The next Shabbat, wearing her only skirt, she went and, feeling very uncomfortable, sat at the back.
But, she said: "Once the service started I didn't stop crying till the end of the service. I had never heard such melodies in my life. It was so moving. It stirred my soul. I went back the next week and I never stopped going back."
But, as with Freddy's business partner, the transition to a frum life was not easy for her family.
She said: "My husband was very angry at the beginning. He felt that I had sided with his partner. But he was also very disturbed about Avi not going to shul on Yom Kippur.
"In his heart of hearts he knew I was doing the right thing. It took him a while to come round and slowly start going to shul.
"He could already read Hebrew. He went to a Jewish school. He knew about the holidays. He grew a beard and wore a yarmulke.
"Sometimes it was in his pocket and sometimes on or off his head. It didn't take very long to stay on the head."
But, Avi who, like Shoshana, is now a committed Lubavitcher, married with many children, fought against his mother's religious conversion for three years.
Joannie said: "Avi was very angry. Afterwards, I realised teenagers don't like change. They were afraid that their mother was a nutball."
But Joannie's rabbi helped her navigate the change in her religious life, delaying transitions like regular davening and koshering her kitchen till her family was ready.
Younger son Benjamin is the only child who has not become frum, but he has married a Jew and is respectful of his parents' and siblings' religious commitment.
Also puzzled at the change was Joannie's mother.
"My mother kept asking me what I was missing in my life," Joannie said. "She couldn't figure it out.
"Now that she has all these great grandchildren who dote over her, comfort her, visit and respect her, it gives her a reason to live which all her friends don't have. She understands very well now how important a frum life is."
Joannie had always had the urge to write. After school she had spent a year training to be a teacher - and hated it.
She said: "I was not cut out to be a teacher.

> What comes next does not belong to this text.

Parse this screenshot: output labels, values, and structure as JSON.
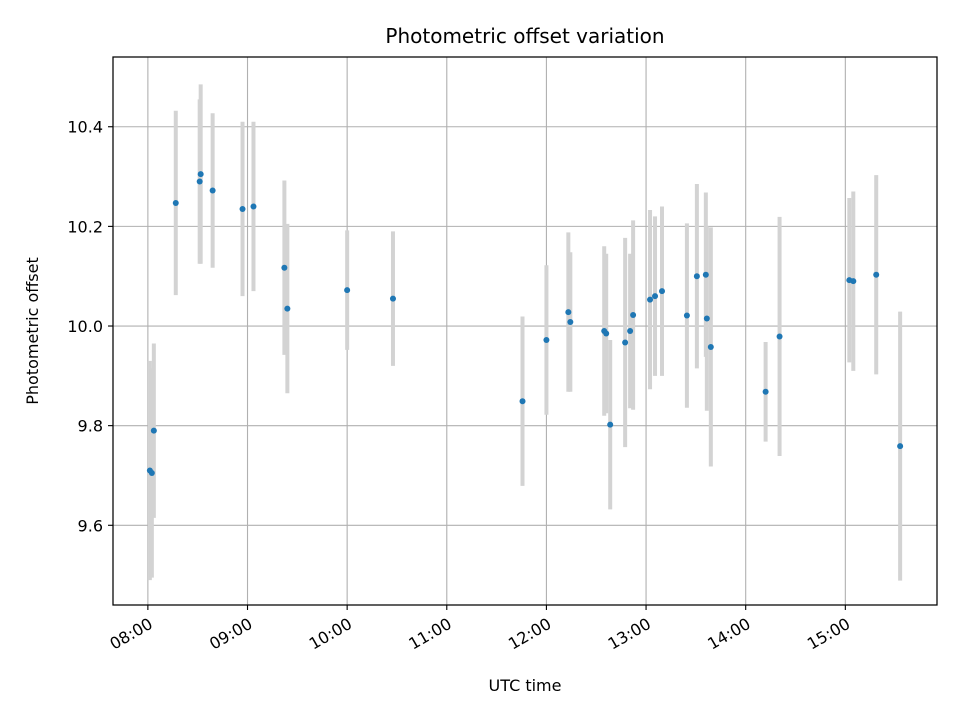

I am a writer, a creative person. My mother was very angry because I quit college to get married early."
As Joannie was becoming more religious, she began to write about her experiences in her book, Girl Meets God - The Gift of Being a Jewish Woman, which explored such subjects as being a member of a chevra kadisha which prepares the bodies of the dead for burial and post-menopausal mikva.

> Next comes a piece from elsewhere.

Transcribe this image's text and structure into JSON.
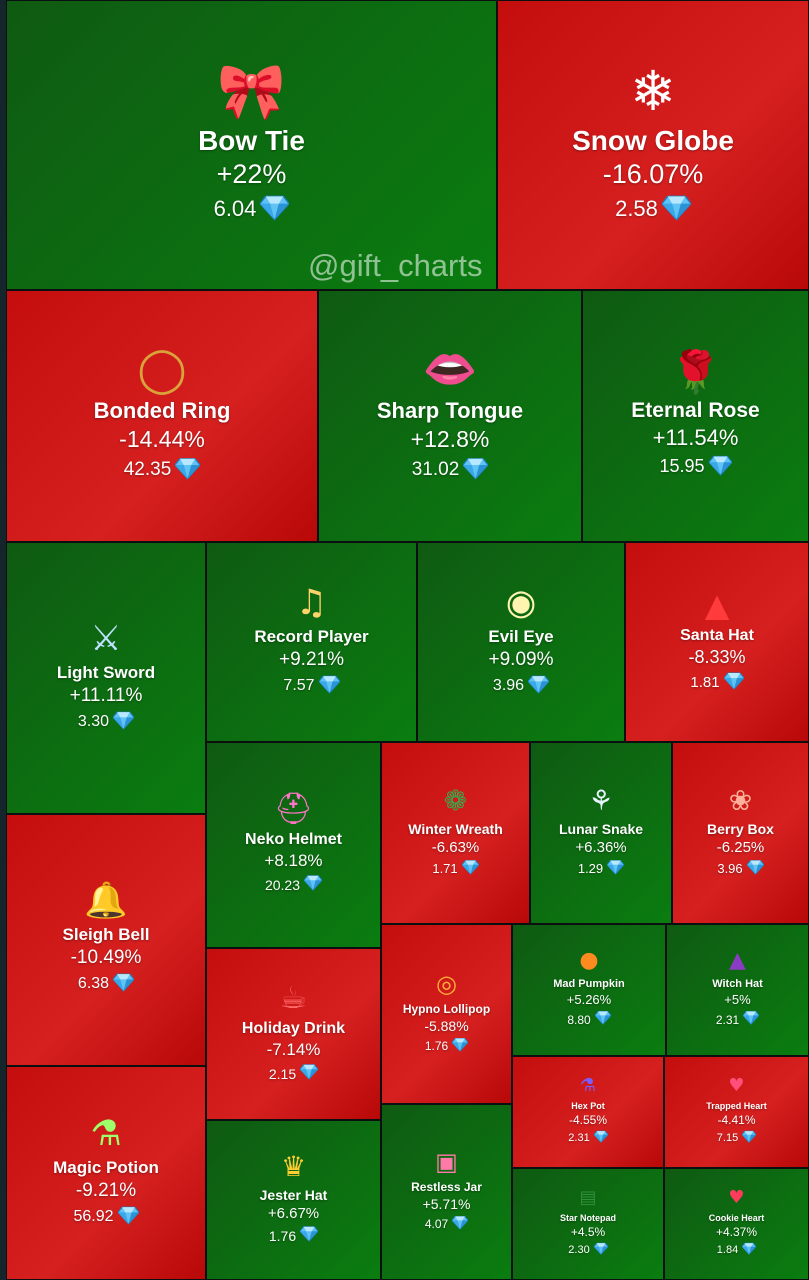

Since then Joannie has been writing full time and is now about to publish her second book of Shabbat insights and recipes.
She claims she is not a feminist, saying: "A feminist equals someone angry. I am not at all angry. I don't need to put on tefillin at the Kotel. Why would I need that? God made me a woman with mitzvot specifically to women."
So why then is she so angry about American politics on her blog, venting her spleen on the American presidential candidates?
"I love politics," she said. "I can't get enough of it. I am like a junkie."
She spends her Shabbat afternoons in what she calls a Parliament, talking politics in her house, with guests including a local radio chat show host.
She added: "Canadian politics are tamer and more boring. I have nothing to say about it. Israeli politics are very volatile. I just stay away."
Her comments on the US scene are extremely strong as she hurls insults at the presidential contenders.
I asked how her blog writing fitted into the religious principals she expounded elsewhere.
She replied: "I look up to Rebbetzen Rivkah Slonin, the education director of New York's Binghampton University. She says: 'Do what you do. Be who you are'. I can be a frum Orthodox woman and still be interested in politics."
Is she not worried, as a religious Jew, about speaking lashon hora? She dismissed the suggestion, saying: "I leave that to the yeshiva crowd. I have very strong opinions when people do stupid things."